No frustrations from the sermon, other than my six month meditation on what it means to be a pacifist liberal type. The pastor included many elements of praise for the Civil Rights Generation and for freedom as an expression of caring for the poor and doing justice. The service was concluded with “Lift Every Voice”–the African American anthem, after having sung several American hymns to start off. During coffee hour, as I was pouring juice, the pastor and I talked about what it meant to incorporate politics into church life–i.e. the red, blue, and white I had willingly decorated the homemade goodies with, even though I normally objected to combining church and politics (in many things I let Grandma have her way without challenge. Not something the rest of my family does, but it is the way I have acted while living here). He shared about a church he pastored which had had many Vietnam vets or family’s of vets that objected if soldiers were not remember, but then also encouraged peace talk. As long as the pastor prayed for the service members every week, he could criticize foreign policy as much as he wanted–because these families knew what the cost of war truly was.

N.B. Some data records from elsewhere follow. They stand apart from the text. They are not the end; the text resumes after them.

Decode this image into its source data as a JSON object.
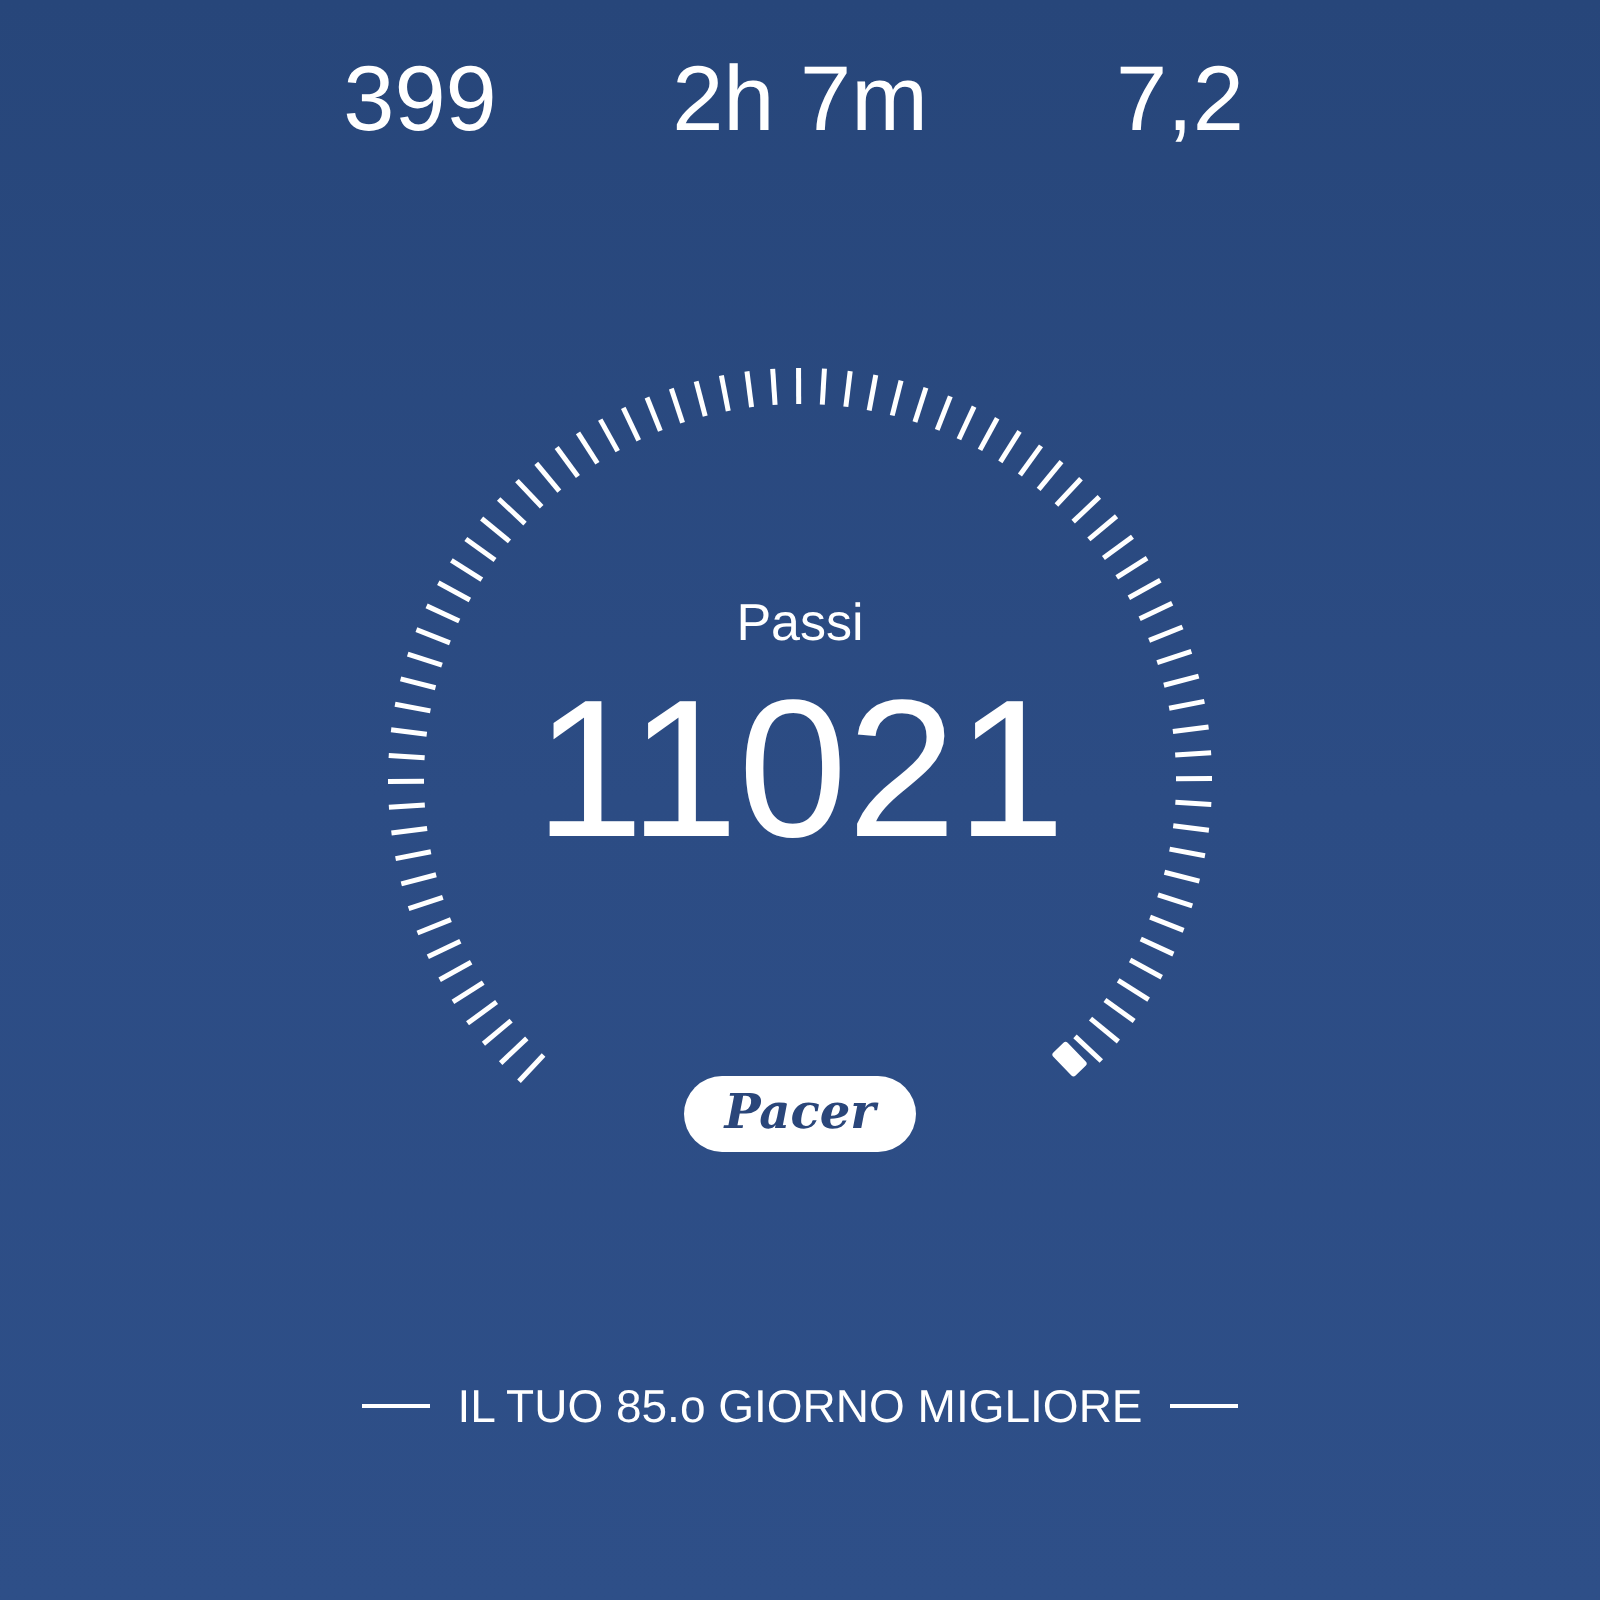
{
  "stats": [
    {
      "value": "399"
    },
    {
      "value": "2h 7m"
    },
    {
      "value": "7,2"
    }
  ],
  "gauge": {
    "label": "Passi",
    "value": "11021"
  },
  "logo": {
    "text": "Pacer"
  },
  "banner": {
    "text": "IL TUO 85.o GIORNO MIGLIORE"
  }
}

My parents are visiting and we’re going to go have a chat with the pastor and his wife in a couple of hours.
I point all of this out to make it clear that I do know that church people have been very good to me. And I do know that there are a lot of complicated thinkers with Christianity. But I am still very relieved to have a full weekend to myself next week and the week after. To not have to look at runners and bikers with jealousy while driving around in my Sunday best.
It will be interesting just to see what I choose. Will I miss the camaraderie of church or find it elsewhere? Will I miss the music–which I sang with gusto, but often disagreed with (after the years in which I did not sing b/c I did not agree, I got to the point of most music majors of enjoying religious music without paying attention to the words–the height of profanity to some, I imagine). Well, not always paying attention. I usually note when I’m singing something I don’t agree with, but go on and sing it anyway.
What will my life be like without that weekly soundtrack?
Oh my heavens, this is going to be an interesting adventure.
Sunday usually finds me outdoors. I experience more peace and transcendence on a river or a trail than in a crowd of people. But that is just me. Enjoy Kentucky! It is beautiful country.
I am finding my spirit to be much more grateful for my blessings and the abundance in my life right now, just wandering around, setting up my apartment, understanding my sexuality, etc. I find myself randomly praying throughout the day–a thing I haven’t done for many years.
I still do not know who it is I am praying to, or even if I am simply verbalizing certain emotions to another part of myself. But I think the spontaneous desire for prayer is probably a good thing.